なりふり構っていられない。何が何でも勝つ。サダムイダテンの陣営からはその意気込みがヒシヒシと伝わってきた。
「ここで負けていたら、皐月賞もダービーもない。背水の陣で臨む」と中村師は厳しい表情で言い切った。
圧倒的1番人気に支持された前走の共同通信杯。自慢の末脚は不発、5着に崩れた。勝ったショウナンアルバは先行して粘ったが、2着タケミカヅチ、3着マイネルスターリーはイダテンと同じ後方待機策だった。展開が向かなかったわけではないだけに、戦前、「ディープインパクト並みの怪物」と評していた師の落胆は大きかった。
だが、それでも資質の高さへの思いは変わっていない。新馬戦で見せた衝撃的な瞬発力。致命的な出遅れを克服して2着に食い込んだラジオNIKKEI杯2歳Sの内容から、まだまだ見限るのは早い。
この中間は思い切った手を打った。

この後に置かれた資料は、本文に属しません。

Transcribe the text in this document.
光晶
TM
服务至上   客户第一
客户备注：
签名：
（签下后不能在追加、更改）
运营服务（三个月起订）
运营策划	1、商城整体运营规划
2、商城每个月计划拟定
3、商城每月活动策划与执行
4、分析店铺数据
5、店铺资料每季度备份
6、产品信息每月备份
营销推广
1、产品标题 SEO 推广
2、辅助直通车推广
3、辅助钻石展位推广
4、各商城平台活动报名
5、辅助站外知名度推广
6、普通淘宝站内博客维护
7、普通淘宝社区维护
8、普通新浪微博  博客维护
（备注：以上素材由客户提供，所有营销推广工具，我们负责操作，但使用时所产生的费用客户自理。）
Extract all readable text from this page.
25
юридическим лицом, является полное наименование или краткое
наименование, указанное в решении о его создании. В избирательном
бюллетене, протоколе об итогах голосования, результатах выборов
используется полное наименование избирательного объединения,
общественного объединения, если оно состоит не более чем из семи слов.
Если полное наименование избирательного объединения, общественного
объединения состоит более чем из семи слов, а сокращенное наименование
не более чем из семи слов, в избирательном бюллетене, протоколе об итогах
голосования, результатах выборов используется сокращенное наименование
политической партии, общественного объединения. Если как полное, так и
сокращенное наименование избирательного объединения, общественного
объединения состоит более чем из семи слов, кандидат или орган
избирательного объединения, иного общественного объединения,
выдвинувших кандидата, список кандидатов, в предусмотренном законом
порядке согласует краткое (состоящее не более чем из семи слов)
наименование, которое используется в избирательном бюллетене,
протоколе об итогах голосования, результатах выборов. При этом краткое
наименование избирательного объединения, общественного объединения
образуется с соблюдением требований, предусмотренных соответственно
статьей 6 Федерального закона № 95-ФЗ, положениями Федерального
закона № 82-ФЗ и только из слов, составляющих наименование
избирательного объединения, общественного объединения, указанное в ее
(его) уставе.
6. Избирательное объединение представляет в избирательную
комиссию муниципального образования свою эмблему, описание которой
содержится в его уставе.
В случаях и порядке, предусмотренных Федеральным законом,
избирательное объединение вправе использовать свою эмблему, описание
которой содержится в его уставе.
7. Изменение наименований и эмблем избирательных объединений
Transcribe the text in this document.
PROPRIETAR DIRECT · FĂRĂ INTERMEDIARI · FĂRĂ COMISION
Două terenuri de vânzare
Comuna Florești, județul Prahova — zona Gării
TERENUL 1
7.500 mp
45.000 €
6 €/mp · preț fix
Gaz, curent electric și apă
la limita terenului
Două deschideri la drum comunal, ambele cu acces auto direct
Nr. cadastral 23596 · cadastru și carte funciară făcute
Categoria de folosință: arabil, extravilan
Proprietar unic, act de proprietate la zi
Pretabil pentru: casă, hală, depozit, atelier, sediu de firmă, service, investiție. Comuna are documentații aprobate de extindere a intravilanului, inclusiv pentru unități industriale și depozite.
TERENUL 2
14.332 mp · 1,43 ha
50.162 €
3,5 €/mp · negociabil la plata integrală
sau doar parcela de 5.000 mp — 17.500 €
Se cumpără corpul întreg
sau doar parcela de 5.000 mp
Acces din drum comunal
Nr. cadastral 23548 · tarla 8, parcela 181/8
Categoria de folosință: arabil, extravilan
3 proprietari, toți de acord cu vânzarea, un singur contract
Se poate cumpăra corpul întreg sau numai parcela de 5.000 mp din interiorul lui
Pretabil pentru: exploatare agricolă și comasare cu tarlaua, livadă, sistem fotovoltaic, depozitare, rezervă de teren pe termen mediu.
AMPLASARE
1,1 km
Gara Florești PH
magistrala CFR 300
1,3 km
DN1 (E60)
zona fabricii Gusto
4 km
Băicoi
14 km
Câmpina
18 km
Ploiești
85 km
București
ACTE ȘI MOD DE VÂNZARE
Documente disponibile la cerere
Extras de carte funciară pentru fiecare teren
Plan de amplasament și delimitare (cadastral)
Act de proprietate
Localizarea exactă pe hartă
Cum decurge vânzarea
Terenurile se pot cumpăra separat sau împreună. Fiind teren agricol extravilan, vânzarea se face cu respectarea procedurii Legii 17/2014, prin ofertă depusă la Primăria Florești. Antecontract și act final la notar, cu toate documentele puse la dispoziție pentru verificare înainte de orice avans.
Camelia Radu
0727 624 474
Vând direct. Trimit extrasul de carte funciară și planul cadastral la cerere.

それまでCWコースで追い切っていたのを坂路追いに変更したのだ。「調教で走りすぎてしまうので」と師は説明した。より短い距離で集中力と瞬発力を磨くのが狙いだ。
その動きはほれぼれするほど素晴らしい。12日の1週前追い切りは800mを52秒1→37秒7→25秒0→12秒8。特筆ものは9日の53秒8→37秒6→23秒9→12秒2だ。ラスト2Fで24秒を切る時計はめったにお目にかかれない。中間は短期放牧を挟みリフレッシュもされており、万全の状態で出走できそうだ。
「前走はいいスタートを切りながら一度下げてしまった。今度は出たなりで乗ってもらいたい」とレースでは先行策も示唆。今回の中山1800m、そして皐月賞の中山2000mはともに直線一気が難しい条件。新しいスタイルで、西のエースの座を守る。